Pinterest's Embedding Based Retrieval

Google's AI Co-Scientist

Mar 01, 2025

Pinterest’s wrote a blog post on their retrieval system to enhance personalization, engagement, and diversity through innovations in embedding-based retrieval and conditional retrieval. I covered the learned retrieval system in the previous post here:

Pinterest's Learned Retrieval System

Bugra Akyildiz

Feb 22

Patchscopes

Read full story

This post is post followed to the above post where Pinterest showcases how they have improved upon the embedding based retrieval and implemented a conditional retrieval.

Pinterest’s retrieval system is a two-tower neural network comprising a user tower and an item (Pin) tower. The user tower processes real-time engagement sequences (e.g., clicks, saves) and contextual signals(e.g., device type, location), while the Pin tower encodes visual features(CNN-extracted embeddings), textual metadata(BERT embeddings), and statistical features(e.g., historical engagement rates). Both towers output dense embeddings trained via contrastive learning with in-batch negative sampling and a debiased loss function, optimizing dot-product similarity between user and Pin representations.

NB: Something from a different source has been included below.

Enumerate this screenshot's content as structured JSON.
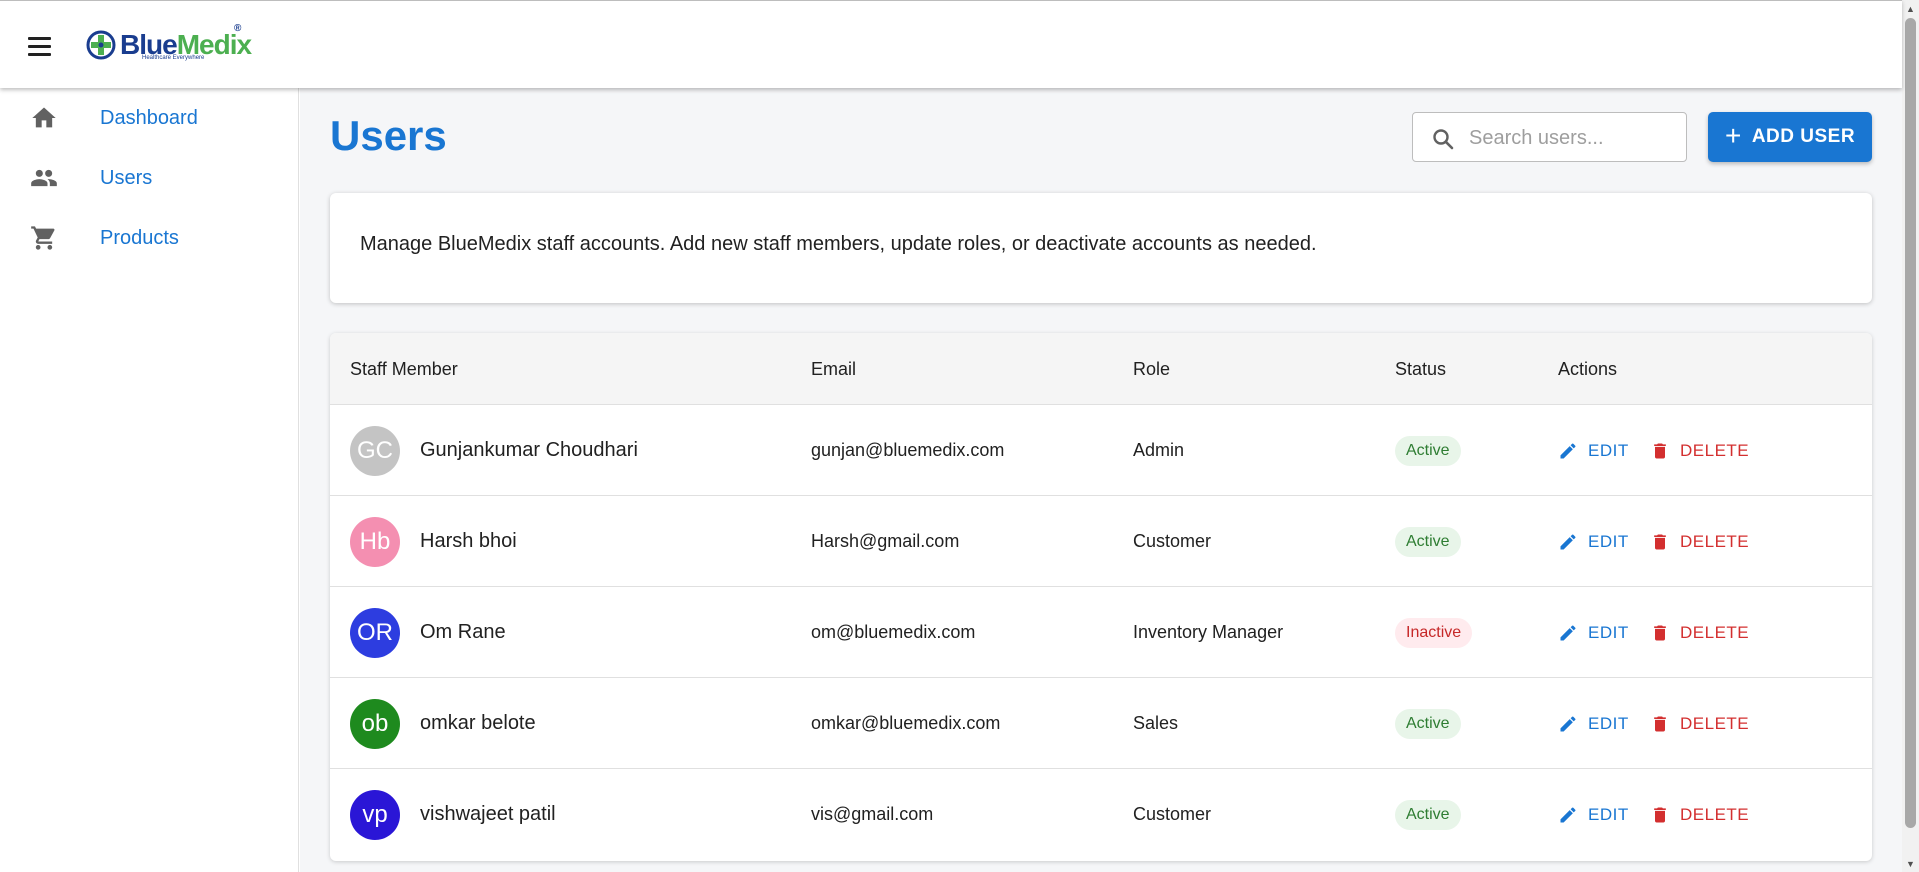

To address the inherent limitation of two-tower models—no direct user-item feature interaction—Pinterest introduced bitwise and field-wise feature crossing within each tower:

MaskNet Integration: MaskNet blocks apply Hadamard products between input embeddings and MLP-projected representations, followed by refinement layers. Parallelizing four MaskNet blocks with bottleneck MLPs improved engaged sessions (sessions >60 seconds) by 0.15–0.35%.
DHEN Framework: The Deep and Hierarchical Ensemble Network (DHEN) combines MaskNet with transformer encoders for field-level attention, enabling juxtaposed MLP and transformer layers. This hybrid approach boosted engagement metrics by +0.1–0.2% and homefeed saves by >1%.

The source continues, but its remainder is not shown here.